IMHO, this is the heart of what discerns scientists from engineers. Yes there is plenty of overlap, but to me this is the principle component. In engineering, the correct answer almost always exists. Enough eyeballs on the problem, sufficient double- and triple-checking converges on high confidence.

Scientific problems may not have a right answer, or gaining confidence has diminishing returns, and at some point you decide that's enough sigmas. You can scrutinize in so many ways but there's always blind spots.

(Data) scientists generally have to be way more comfortable with uncertainty. And as you mention, the easiest person to fool is yourself.


By the same logic what is so difficult about programming computers - it's just a bunch of zeroes and ones, very basic operations.


I spent 15 years of my damn life to become a dev and you don't know what's it like to be a beginner.

If you can re-read what you wrote with a beginner's mind, you will see how wrong you are.
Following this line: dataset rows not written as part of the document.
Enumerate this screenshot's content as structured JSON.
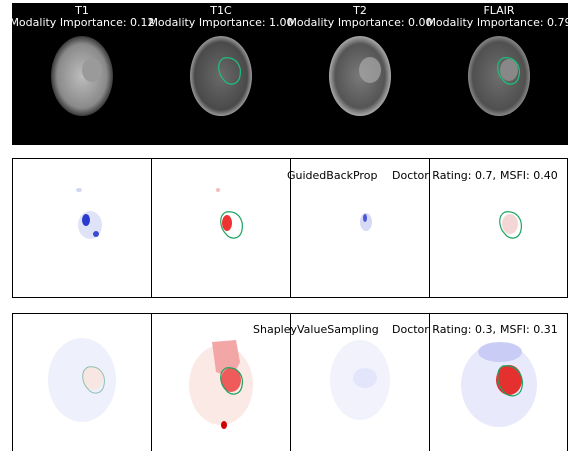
{
  "modalities": [
    {
      "name": "T1",
      "importance": "Modality Importance: 0.12"
    },
    {
      "name": "T1C",
      "importance": "Modality Importance: 1.00"
    },
    {
      "name": "T2",
      "importance": "Modality Importance: 0.00"
    },
    {
      "name": "FLAIR",
      "importance": "Modality Importance: 0.79"
    }
  ],
  "methods": [
    {
      "name": "GuidedBackProp",
      "rating": "Doctor Rating: 0.7,",
      "msfi": "MSFI: 0.40"
    },
    {
      "name": "ShapleyValueSampling",
      "rating": "Doctor Rating: 0.3,",
      "msfi": "MSFI: 0.31"
    }
  ]
}
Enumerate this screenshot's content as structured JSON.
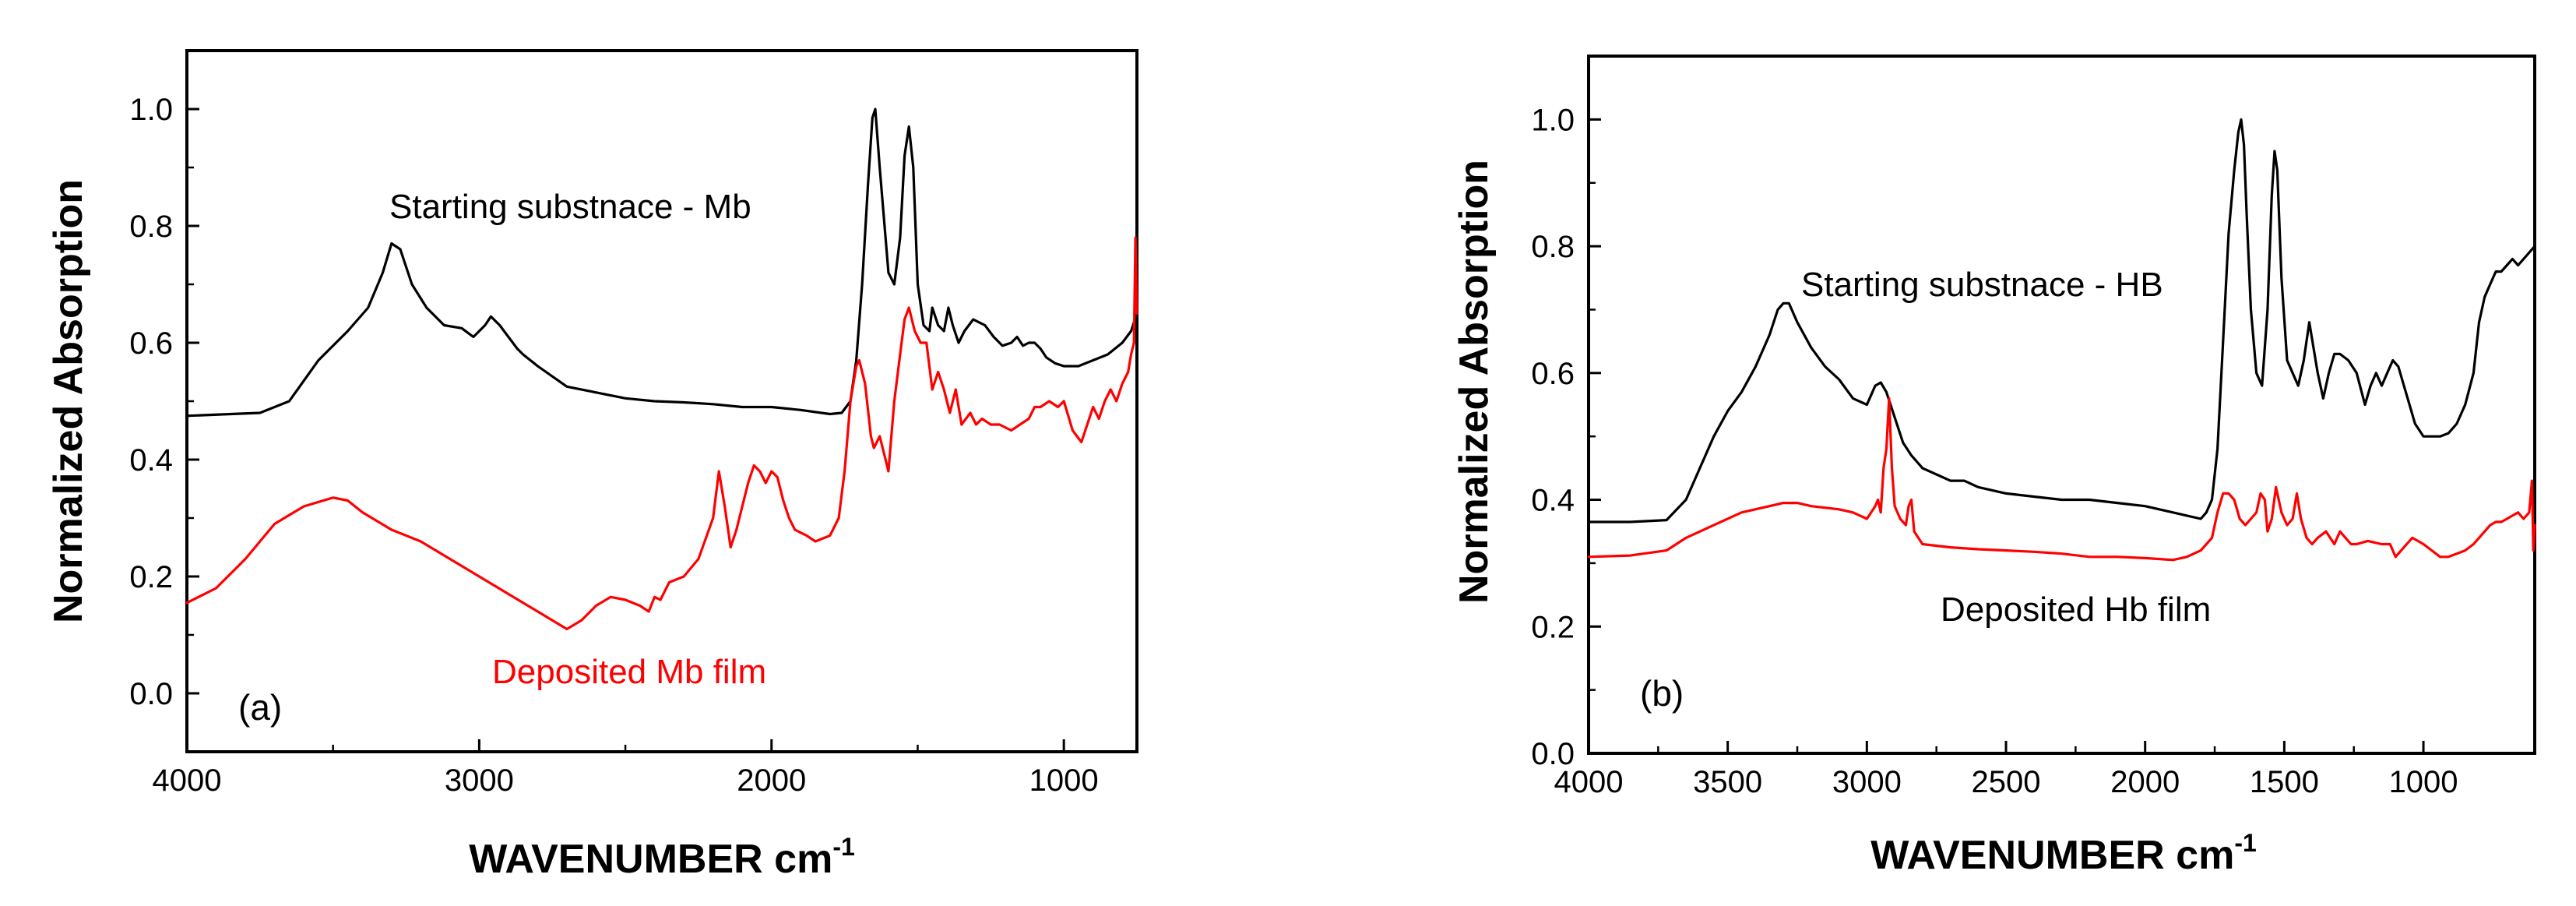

99% of companies? Definitely not. The skills needed to do DS in business or healthcare are not very correlated with doing DS for the physical sciences. Which is the whole point of this comment thread, sure you can understand DL, but you also have to have an understanding of the field to know what type of DL to use. For example, in my role, I came with knowledge of machine learning but had to learn complex fluid physics to be able to know what type of DL techniques to apply or develop.